During anesthetic management, systolic BP was controlled to prevent exacerbation of ischemia. Given the systolic BP of 147 mmHg at symptom onset and the observation that nocturnal chest pain resolved when resting systolic BP decreased to below 120 mmHg and stabilized around 100 mmHg, the target systolic BP was set at about 120 mmHg. Preoperative isosorbide dinitrate and intraoperative nicorandil were administered to suppress vascular smooth muscle contraction. Real-time evaluation with TEE, operative field ultrasound, and 5-lead ECG monitoring enabled prompt detection of any abnormalities.
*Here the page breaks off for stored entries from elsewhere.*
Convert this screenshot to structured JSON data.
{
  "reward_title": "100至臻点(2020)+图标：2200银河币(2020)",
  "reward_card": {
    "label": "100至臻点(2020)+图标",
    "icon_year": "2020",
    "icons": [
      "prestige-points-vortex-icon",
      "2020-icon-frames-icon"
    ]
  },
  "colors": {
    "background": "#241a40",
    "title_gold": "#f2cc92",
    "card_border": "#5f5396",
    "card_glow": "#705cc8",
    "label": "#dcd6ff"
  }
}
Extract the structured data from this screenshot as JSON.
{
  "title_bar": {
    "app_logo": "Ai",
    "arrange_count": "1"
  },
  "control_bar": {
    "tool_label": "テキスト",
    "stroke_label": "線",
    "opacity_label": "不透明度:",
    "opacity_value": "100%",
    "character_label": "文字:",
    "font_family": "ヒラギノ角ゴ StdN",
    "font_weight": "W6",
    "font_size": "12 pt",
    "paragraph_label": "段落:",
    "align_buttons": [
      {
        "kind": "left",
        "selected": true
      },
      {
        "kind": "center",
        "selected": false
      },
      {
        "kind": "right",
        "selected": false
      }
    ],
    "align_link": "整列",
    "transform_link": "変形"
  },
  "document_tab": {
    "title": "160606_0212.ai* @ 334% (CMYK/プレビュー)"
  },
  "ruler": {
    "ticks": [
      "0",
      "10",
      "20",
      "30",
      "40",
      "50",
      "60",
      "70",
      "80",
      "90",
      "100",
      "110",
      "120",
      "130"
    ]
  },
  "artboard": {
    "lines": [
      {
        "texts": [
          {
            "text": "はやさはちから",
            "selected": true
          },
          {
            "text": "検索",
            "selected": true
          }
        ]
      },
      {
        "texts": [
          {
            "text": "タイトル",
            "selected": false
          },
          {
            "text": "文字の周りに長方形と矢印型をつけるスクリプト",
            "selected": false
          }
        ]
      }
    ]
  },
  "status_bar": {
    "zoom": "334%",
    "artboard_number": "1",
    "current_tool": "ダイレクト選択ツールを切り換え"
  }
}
As a result, there was no aortic valve injury, the reconstructed coronary flow remained stable, and the postoperative course was uneventful. Postoperatively, transthoracic echocardiography and coronary CTA were performed once the patient’s condition stabilized, and these procedures confirmed adequate coronary flow and the absence of wall motion abnormalities prior to discharge.
This case shows that preoperative anatomical assessment using imaging studies and establishment of individualized management targets based on the patient’s symptoms can contribute to successful treatment outcomes in ACAOS.